Marcin Maciejowski: “Unsettled Matters”
Wilkinson, 50-58 Vyner Street, London, Lower Gallery
April 17 – May 17, 2015
Opening: Thursday 16 April, 6 – 8pm
About the artist:
“For Maciejowski, the act of painting is a way to think about the world: to notice people and moments, from his life, from the media, and from history, that he wants to spend time with by making a painting. So, of course Maciejowski’s rendering of skin is emotional. In the aforementioned interview Maciejowski refers to an interview with the artist Cezary Poniatowski in which he is asked the question “So what is painting to you?”. Maciejowski’s own answer to this question was to imagine a formula for creating a painting, that factored in time, the body of the painter, the stimulants taken and the weather. He described a set of conditions that convey a hard and prosaic pragmatism. A kind of mocking, of how ‘creativity’ may or may not occur – and this satirical tone does underlie some of the work he makes. Yet these things are also fact: the completion of a task is effected by the environment that it takes place in and the person who is undertaking it. But what is perhaps most important in this formula is the ‘time’. The time Maciejowski spends making a painting (which he does whilst listening to audio books to engage his conscious mind in another world, not the ‘content’ of the painting) is perhaps the reason why the skin he creates is emotional: as it is the expression of his own embodiment in that moment, and his own psyche, both conscious and unconscious. So these paintings, that are portraits of others, are perhaps also self-portraits too.

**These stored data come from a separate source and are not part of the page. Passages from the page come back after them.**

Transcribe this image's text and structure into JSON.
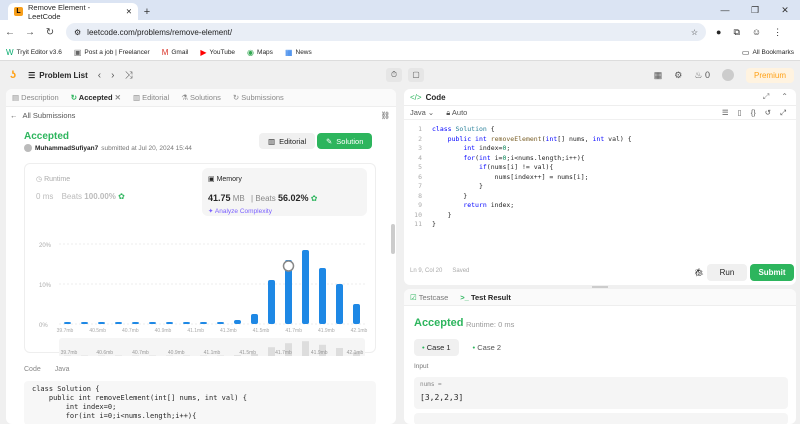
{
  "browser": {
    "tab_title": "Remove Element - LeetCode",
    "url": "leetcode.com/problems/remove-element/",
    "bookmarks": [
      "Tryit Editor v3.6",
      "Post a job | Freelancer",
      "Gmail",
      "YouTube",
      "Maps",
      "News"
    ],
    "all_bookmarks": "All Bookmarks"
  },
  "lc": {
    "problem_list": "Problem List",
    "premium": "Premium",
    "fire_count": "0"
  },
  "left": {
    "tabs": [
      "Description",
      "Accepted",
      "Editorial",
      "Solutions",
      "Submissions"
    ],
    "all_submissions": "All Submissions",
    "status": "Accepted",
    "user": "MuhammadSufiyan7",
    "submitted": "submitted at Jul 20, 2024 15:44",
    "editorial_btn": "Editorial",
    "solution_btn": "Solution",
    "runtime_label": "Runtime",
    "runtime_val": "0",
    "runtime_unit": "ms",
    "runtime_beats_label": "Beats",
    "runtime_beats": "100.00%",
    "memory_label": "Memory",
    "memory_val": "41.75",
    "memory_unit": "MB",
    "memory_beats_label": "Beats",
    "memory_beats": "56.02%",
    "analyze": "Analyze Complexity",
    "code_tab": "Code",
    "lang_tab": "Java",
    "code_preview": "class Solution {\n    public int removeElement(int[] nums, int val) {\n        int index=0;\n        for(int i=0;i<nums.length;i++){"
  },
  "chart_data": {
    "type": "bar",
    "categories": [
      "39.7mb",
      "",
      "40.5mb",
      "",
      "40.7mb",
      "",
      "40.9mb",
      "",
      "41.1mb",
      "",
      "41.3mb",
      "",
      "41.5mb",
      "",
      "41.7mb",
      "",
      "41.9mb",
      "",
      "42.1mb"
    ],
    "values": [
      0.5,
      0.5,
      0.5,
      0.5,
      0.5,
      0.5,
      0.5,
      0.5,
      0.5,
      0.5,
      1,
      2.5,
      11,
      16,
      18.5,
      14,
      10,
      5
    ],
    "yticks": [
      "20%",
      "10%",
      "0%"
    ],
    "ylim": [
      0,
      20
    ],
    "highlight_index": 13,
    "mini_labels": [
      "39.7mb",
      "40.6mb",
      "40.7mb",
      "40.9mb",
      "41.1mb",
      "41.5mb",
      "41.7mb",
      "41.9mb",
      "42.1mb"
    ]
  },
  "right": {
    "code_title": "Code",
    "lang": "Java",
    "auto": "Auto",
    "lines": [
      "1",
      "2",
      "3",
      "4",
      "5",
      "6",
      "7",
      "8",
      "9",
      "10",
      "11"
    ],
    "status_pos": "Ln 9, Col 20",
    "status_saved": "Saved",
    "run": "Run",
    "submit": "Submit",
    "bottom_tabs": [
      "Testcase",
      "Test Result"
    ],
    "result": "Accepted",
    "runtime": "Runtime: 0 ms",
    "cases": [
      "Case 1",
      "Case 2"
    ],
    "input_label": "Input",
    "input_key": "nums =",
    "input_val": "[3,2,2,3]"
  }
}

Maciejowski paints people in his life, scenes from the media, famous people, and artists, writers and other cultural figures. The paintings that reference other artists could be read as a form of institutional critique, as Maciejowski performs the act of reimagining moments of history and culture that interest and influence him. The choice of title of the exhibition – Unsettled Matters – is a conscious reference to an article about contemporary art that refers to the past. Often art that does this accumulates these references in a kind of constellation of self-validation, creating a hollow surface that looks like art but would collapse if these references were removed. In opposition to this, Maciejowski’s approach to the representation of these people is the same as his approach to painting a person he loves. The images he selects to paint are the accumulation of a vocabulary of how he experiences the world – a strange concoction of the banal and the sublime, like feeling painfully sad in a theme park.”